Get everyone involved in setting or clearing the table, cooking, serving, or cleaning up. Have age-appropriate expectations. If you have little ones with you, dinner may only get to last 10 minutes, but older children may do well with 20 minutes. Being a part of the family means helping with this evening ritual. It is something you can each look forward to. If you have a faith, take turns sharing a prayer or having a word of gratefulness before eating. You are the architect of your family, and you can decide to give your family more meaning and connection. This is just one of many ways to be intentional about making your home and your family a close, loving, and connected place that nurtures each of you.

Families are busy, and we need to be realistic. Family dinner may not be possible every night, but make it happen as often as you can. Even 3 or 4 nights a week makes a significant connection.

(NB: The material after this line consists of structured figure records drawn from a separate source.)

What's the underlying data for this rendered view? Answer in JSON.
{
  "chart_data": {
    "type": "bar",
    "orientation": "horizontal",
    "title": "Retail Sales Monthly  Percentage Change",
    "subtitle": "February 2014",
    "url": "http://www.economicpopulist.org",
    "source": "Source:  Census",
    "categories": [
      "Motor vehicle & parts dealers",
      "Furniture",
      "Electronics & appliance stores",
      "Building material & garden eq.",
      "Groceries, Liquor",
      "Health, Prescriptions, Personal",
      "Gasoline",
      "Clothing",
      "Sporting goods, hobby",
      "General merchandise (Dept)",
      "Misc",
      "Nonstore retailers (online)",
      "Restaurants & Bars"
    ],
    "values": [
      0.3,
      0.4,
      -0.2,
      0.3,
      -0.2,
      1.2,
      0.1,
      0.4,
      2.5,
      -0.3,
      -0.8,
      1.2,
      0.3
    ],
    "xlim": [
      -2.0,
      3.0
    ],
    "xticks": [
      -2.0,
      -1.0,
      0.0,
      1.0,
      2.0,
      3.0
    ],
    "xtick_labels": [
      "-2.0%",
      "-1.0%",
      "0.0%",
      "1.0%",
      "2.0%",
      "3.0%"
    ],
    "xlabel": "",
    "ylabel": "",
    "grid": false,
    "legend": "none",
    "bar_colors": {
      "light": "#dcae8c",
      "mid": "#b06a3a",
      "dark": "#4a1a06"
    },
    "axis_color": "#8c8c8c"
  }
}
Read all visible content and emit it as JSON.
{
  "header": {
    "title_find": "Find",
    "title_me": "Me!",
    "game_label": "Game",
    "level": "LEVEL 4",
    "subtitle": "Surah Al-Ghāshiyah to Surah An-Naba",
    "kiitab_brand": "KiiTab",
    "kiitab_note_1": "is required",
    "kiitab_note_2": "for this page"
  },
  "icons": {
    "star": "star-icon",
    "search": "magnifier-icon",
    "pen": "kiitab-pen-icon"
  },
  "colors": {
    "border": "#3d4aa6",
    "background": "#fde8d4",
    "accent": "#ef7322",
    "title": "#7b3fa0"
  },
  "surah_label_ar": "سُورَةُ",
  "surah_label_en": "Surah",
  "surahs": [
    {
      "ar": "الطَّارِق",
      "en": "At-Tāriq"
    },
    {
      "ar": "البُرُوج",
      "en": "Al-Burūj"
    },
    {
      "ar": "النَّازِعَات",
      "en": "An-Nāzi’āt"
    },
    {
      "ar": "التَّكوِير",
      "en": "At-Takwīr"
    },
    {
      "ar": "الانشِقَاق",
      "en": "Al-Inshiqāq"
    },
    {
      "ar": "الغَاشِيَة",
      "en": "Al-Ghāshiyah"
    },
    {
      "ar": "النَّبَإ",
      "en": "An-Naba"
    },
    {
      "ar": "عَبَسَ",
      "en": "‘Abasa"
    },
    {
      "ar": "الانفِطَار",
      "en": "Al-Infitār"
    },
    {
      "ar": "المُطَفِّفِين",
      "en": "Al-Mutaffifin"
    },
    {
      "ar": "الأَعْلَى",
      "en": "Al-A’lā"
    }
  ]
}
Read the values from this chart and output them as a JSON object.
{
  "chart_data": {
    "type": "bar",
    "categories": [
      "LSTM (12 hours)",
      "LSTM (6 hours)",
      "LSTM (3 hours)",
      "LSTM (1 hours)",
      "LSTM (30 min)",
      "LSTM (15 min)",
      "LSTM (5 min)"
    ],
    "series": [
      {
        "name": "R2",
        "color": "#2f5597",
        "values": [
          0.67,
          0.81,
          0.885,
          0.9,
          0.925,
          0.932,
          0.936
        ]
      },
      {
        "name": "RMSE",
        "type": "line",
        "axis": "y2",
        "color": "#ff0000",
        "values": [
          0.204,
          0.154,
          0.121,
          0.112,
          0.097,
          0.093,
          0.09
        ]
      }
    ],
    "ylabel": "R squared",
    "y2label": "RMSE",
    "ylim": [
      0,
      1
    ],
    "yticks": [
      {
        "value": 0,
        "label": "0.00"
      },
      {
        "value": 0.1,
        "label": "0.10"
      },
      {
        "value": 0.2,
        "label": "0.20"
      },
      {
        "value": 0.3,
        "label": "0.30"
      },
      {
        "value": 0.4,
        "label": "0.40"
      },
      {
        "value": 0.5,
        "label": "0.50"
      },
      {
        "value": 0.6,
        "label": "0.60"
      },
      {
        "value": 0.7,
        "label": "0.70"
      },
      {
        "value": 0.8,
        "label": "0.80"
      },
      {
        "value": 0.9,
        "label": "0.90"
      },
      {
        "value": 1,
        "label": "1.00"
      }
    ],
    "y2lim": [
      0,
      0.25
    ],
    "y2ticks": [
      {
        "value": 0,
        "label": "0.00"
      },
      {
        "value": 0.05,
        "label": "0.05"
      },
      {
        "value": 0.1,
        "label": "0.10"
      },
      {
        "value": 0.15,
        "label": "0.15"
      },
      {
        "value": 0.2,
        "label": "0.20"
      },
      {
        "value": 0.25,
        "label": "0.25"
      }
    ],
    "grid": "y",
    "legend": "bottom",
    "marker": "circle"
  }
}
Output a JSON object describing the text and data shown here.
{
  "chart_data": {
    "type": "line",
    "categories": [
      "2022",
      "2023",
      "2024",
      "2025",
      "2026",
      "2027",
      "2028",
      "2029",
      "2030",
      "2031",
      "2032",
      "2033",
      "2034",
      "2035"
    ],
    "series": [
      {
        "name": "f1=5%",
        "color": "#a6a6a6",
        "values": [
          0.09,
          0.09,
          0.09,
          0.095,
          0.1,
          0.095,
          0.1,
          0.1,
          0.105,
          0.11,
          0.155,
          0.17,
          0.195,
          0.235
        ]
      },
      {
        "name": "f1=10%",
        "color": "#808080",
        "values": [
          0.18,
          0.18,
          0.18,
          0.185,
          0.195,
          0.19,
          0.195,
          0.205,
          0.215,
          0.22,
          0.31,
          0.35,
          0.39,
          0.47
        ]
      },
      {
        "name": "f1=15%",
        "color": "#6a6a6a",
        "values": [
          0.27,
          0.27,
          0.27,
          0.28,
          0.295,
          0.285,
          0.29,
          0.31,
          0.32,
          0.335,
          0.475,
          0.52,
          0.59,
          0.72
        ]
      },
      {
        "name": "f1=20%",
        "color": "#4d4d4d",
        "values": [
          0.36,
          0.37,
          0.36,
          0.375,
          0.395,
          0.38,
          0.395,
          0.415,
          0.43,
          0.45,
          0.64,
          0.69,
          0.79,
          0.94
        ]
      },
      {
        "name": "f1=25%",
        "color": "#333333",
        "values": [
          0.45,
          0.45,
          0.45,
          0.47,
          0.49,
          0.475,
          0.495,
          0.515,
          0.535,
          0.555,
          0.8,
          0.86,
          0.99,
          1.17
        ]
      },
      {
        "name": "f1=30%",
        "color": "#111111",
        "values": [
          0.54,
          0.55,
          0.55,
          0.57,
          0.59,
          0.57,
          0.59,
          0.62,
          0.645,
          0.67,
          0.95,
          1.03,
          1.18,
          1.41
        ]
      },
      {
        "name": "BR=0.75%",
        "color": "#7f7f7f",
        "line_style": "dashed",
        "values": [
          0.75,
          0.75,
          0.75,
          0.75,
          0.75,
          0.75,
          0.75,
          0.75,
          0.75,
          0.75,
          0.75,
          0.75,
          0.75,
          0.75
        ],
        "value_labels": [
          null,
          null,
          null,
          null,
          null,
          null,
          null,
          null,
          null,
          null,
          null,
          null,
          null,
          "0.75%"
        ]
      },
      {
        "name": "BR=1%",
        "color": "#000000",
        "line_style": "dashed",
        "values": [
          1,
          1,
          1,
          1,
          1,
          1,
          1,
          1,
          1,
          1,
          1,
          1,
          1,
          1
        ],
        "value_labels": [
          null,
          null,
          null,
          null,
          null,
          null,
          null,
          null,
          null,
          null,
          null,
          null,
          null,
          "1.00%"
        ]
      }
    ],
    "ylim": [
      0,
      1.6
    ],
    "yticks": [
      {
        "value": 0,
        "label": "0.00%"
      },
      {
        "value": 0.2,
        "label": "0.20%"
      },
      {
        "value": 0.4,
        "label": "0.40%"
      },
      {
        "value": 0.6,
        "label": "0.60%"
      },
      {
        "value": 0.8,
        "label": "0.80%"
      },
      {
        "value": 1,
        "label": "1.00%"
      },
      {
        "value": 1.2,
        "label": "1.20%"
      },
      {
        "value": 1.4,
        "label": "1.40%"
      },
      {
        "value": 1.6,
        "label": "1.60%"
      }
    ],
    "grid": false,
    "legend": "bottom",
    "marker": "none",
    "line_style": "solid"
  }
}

Keep it positive. Adults need to not whine and complain about work or other things. Set a positive tone, and take an interest in each person's day. Michelle Obama has explained how in the First Family, she asks each family member to share the rose (best part) and thorn (worst part) of their day. Sometimes I have everyone at my house share the funniest thing that occurred all day, or the most interesting. Don't use dinner as a time to lecture or berate. There are some terrific boxes of questions that children often enjoy as a part of the dinner ritual, too.

Even if you live alone, you can still make dinner time positive and sacred self-care time. Turn off the television. (Dinner should be a technology and phone-free zone.) Turn on some music. Eat slowly. Eat with reverence. Enjoy the experience. Light a candle. Use the china. You're worth it. This is about being your own best friend, whether you live alone or not. There is an emotional and spiritual aspect to eating in a reverent way, seated, not rushed, and aware.

Researchers, family therapists, and smart families agree- families that have dinner together multiple times per week are closer. Children and teens behave more responsibly and are better students. Fight to keep this important connecting point,the evening meal, as glue in your family. You'll be glad you did.